In the following weeks, several members of the movement have been arrested including the secretary of the leader, the director of Nalia group (founded by Abdulwehîd) and social media staff members. Some political parties outside the PUK and KDP condemned the arrests, including the Kurdistan Islamic Group (Komel) the Kurdistan Islamic Union (Yekgirtû), and The Freedom Movement of Kurdistan Society (Tevgera Azad).

On 10 May 2019, four arrested members of the New Generation said Abdulwahîd ordered them to threaten Şadî Newzad. They also claimed that the Movement has two social media departments; one that administrates and manages the official social media pages, and the other that uses non-direct accounts and pages to attack political leaders.

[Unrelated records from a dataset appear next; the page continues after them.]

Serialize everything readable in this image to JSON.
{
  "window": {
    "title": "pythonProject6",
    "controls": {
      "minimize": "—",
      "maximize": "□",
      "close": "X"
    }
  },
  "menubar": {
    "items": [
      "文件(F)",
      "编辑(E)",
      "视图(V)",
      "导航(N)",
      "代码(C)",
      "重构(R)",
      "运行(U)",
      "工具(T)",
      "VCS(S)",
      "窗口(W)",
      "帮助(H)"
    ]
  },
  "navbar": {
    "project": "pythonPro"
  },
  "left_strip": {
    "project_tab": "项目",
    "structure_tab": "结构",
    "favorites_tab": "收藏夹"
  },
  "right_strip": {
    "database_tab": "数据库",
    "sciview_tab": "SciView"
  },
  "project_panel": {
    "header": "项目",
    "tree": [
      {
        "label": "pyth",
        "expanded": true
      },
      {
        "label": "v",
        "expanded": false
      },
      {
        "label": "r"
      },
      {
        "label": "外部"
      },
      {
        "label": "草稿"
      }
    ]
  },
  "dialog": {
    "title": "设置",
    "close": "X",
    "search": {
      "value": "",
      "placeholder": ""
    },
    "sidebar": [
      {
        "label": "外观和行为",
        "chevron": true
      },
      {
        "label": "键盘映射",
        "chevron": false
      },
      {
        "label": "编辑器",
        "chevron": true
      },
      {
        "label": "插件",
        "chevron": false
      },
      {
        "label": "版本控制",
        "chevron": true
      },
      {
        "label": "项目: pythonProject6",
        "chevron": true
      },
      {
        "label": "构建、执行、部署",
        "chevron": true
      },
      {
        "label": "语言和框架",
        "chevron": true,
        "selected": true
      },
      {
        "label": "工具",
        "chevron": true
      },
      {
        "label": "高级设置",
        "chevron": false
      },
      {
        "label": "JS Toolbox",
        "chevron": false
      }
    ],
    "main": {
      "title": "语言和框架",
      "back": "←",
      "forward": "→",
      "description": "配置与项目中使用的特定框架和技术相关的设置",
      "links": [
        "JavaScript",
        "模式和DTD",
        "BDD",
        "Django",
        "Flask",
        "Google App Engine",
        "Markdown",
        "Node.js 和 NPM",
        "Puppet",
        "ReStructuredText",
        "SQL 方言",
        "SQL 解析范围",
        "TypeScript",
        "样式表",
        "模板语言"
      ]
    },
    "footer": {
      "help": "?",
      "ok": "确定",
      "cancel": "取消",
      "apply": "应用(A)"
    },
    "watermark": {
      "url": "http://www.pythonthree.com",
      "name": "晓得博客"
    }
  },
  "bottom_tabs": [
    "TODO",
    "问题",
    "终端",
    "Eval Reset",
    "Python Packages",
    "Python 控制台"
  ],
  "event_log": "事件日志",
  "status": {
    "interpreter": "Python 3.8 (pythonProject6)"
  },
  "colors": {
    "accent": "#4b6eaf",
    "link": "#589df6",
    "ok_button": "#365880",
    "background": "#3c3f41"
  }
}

On the same day, Abdulwahîd reacted with stating that the Silêmanî Asayiş (which detained the party members and released their confessions) are to blame because they want to 'target and defame' the Movement. He added that 'When we took this path we knew that it is a difficult path. We also knew that changing a system or toppling a KDP and PUK establishment in Kurdistan is not easy'. He stated that 'We will continue and not give up'.

On 16 May 2019, Shashwar Abdulwahîd was detained after appearing in a Sulaymaniyah court.

Later, it was stated that Abdulwahîd had gone on a hunger strike, with his health 'unstable' by 22 May 2019.

On 12 August 2025, Iraqi News Agency reported that Abdulwahid had been arrested in Sulaymaniyah. According to his sister, Sarwa, “a group affiliated with Bafel Talabani and Qubad Talabani, and in coordination with Masrour Barzani, kidnapped Abdulwahid without announcing his place of detention”.